Civil War Military Occupation Exhibit: Focuses on the Confederate defense of the city, the Battle of New Bern, the Union occupation of the town, and the role that the Academy building played during the War.
History of Education Exhibit: Presents the history of education in New Bern from the late 18th through the 19th century, including a model Lancasterian schoolroom.

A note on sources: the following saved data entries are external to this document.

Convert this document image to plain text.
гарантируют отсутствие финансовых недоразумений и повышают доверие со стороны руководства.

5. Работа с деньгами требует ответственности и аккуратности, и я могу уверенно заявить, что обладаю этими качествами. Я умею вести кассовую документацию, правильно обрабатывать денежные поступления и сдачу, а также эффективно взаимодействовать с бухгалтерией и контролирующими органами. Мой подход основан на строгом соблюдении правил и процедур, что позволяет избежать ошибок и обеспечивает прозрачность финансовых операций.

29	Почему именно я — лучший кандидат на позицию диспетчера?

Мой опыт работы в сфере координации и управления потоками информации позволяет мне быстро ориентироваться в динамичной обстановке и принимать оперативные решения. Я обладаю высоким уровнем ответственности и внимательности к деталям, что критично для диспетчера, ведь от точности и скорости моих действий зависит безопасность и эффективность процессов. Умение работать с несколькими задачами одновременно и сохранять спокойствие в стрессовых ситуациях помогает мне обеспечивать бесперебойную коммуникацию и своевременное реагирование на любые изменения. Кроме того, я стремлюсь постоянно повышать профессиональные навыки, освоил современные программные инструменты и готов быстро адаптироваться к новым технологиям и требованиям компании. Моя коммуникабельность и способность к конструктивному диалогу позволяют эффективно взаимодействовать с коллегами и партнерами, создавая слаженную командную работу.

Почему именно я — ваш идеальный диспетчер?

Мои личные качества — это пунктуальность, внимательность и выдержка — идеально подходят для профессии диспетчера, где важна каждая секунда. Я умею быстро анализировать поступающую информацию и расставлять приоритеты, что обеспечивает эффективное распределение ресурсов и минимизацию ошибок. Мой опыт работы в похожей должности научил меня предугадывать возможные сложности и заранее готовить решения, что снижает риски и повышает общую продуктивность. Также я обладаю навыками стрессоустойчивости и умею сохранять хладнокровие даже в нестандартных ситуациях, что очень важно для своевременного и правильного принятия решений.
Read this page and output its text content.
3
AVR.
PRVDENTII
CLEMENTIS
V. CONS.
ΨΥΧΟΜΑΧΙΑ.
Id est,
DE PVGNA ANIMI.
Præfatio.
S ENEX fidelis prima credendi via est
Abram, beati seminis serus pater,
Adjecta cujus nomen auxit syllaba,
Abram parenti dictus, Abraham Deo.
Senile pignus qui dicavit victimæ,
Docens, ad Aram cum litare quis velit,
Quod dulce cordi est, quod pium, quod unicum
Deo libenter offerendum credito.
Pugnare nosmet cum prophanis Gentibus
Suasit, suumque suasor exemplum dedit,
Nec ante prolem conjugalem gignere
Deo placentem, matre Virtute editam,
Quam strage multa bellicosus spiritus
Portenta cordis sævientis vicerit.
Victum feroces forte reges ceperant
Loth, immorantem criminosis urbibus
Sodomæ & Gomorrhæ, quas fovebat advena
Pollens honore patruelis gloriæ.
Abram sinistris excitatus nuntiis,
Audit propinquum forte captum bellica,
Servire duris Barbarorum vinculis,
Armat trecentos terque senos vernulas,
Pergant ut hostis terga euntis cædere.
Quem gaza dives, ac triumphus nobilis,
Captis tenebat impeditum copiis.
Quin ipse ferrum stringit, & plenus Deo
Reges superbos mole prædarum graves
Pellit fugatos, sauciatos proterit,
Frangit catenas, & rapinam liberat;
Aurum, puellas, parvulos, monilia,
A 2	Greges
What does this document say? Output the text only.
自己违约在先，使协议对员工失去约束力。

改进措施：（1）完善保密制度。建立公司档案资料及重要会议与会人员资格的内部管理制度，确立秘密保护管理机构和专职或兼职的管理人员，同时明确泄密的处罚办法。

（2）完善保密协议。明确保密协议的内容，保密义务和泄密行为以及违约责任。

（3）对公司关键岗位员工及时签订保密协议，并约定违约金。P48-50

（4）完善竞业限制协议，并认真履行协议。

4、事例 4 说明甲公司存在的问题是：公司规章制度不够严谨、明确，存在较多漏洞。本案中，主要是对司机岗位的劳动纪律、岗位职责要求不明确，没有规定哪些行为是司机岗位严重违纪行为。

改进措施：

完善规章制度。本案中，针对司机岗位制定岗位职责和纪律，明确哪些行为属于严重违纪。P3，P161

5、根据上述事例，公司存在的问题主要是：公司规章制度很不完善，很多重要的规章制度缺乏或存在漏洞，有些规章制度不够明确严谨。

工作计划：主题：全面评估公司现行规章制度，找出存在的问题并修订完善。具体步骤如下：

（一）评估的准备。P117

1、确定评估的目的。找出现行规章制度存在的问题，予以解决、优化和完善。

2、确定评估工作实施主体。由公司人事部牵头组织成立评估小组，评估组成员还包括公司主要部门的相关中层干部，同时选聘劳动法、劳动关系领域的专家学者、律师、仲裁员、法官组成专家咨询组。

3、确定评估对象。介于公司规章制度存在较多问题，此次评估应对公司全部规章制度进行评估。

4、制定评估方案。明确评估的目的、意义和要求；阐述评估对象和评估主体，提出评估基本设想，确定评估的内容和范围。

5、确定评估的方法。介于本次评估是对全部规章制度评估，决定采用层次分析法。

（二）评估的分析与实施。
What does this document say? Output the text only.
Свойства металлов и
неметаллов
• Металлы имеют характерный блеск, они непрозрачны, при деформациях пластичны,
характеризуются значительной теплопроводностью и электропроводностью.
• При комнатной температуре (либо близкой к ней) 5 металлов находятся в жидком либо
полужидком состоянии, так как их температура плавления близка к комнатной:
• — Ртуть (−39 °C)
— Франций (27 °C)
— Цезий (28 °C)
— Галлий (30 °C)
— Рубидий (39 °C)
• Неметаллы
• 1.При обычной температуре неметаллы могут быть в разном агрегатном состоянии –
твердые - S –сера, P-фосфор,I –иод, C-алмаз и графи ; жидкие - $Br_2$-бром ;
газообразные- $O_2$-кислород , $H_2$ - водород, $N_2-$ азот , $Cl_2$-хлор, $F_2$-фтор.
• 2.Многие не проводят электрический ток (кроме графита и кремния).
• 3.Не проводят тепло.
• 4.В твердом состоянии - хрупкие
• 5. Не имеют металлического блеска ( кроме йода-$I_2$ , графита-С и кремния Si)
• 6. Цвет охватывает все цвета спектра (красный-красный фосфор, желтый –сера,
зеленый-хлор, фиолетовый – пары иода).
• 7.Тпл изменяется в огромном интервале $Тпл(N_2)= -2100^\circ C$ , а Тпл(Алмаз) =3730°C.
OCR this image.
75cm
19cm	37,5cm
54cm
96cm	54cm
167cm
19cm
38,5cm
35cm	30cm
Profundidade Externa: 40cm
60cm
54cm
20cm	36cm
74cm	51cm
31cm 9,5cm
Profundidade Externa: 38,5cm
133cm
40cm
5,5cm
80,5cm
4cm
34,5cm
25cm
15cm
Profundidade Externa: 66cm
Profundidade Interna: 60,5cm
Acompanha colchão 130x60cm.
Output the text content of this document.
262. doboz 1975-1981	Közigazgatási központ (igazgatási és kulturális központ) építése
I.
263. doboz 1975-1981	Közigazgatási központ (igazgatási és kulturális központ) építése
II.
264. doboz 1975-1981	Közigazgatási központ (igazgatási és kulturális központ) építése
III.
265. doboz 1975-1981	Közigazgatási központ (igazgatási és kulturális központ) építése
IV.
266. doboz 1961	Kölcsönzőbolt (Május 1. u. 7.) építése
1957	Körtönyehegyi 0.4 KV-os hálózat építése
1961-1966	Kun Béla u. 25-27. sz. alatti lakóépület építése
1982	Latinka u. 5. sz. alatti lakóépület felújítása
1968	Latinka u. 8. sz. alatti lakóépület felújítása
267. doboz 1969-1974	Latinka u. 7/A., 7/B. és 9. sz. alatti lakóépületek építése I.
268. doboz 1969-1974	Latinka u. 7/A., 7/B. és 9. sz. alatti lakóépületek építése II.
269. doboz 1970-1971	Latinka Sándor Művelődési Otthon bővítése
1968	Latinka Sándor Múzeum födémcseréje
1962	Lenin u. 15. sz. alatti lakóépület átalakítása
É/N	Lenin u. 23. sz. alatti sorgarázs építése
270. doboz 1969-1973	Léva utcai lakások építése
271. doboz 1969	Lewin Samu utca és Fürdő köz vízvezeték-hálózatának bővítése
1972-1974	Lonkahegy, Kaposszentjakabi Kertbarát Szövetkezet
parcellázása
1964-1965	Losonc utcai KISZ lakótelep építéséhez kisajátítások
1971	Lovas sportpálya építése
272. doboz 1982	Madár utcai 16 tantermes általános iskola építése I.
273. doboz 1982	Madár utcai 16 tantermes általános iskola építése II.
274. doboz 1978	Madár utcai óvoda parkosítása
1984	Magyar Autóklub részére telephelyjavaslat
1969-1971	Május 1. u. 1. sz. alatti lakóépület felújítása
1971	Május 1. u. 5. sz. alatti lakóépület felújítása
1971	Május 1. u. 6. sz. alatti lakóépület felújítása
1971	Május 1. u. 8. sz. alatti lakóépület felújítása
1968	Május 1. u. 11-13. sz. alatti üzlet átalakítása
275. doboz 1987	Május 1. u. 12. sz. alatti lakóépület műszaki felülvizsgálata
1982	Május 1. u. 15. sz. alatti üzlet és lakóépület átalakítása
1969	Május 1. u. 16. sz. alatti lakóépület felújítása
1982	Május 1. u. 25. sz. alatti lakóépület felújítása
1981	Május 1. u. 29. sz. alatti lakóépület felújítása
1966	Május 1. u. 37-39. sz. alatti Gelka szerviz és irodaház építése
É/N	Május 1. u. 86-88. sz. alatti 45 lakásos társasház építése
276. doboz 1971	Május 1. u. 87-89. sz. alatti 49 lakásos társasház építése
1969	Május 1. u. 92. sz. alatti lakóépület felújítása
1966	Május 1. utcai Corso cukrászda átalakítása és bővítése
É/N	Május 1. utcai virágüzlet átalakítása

The New Bern Academy Museum is a Federal style two-story building constructed of Flemish-bond brick. Its form and design, especially with its central pedimented pavilion and subdued, but elegant details including the reconstructed cupola and windows crowned by flat arches, recall earlier Georgian structures like Tryon Palace. One of the most interesting facts about the New Bern Academy Museum is that it was the first school in North Carolina to be established by law (the legislative assembly incorporated it in 1766). Fire destroyed the original building in 1795, however, the present building was constructed between 1806 and 1809, and served as a school until 1972, making it one of the oldest continuously used school buildings in America.
Civil War-era photographs and an engraving from an 1824 map of New Bern helped in the reconstruction of some the Academy's exterior elements in the 20th century. The New Bern Academy was, at first, coeducational. Later, the classes were segregated with different curricula for each sex. Most students had to pay tuition to attend the Academy until 1899, when the school became a part of the New Bern City School System.
During the Civil War, the building was converted to a military hospital to treat victims of spinal meningitis, smallpox, and yellow fever epidemics, as well as casualties of battle.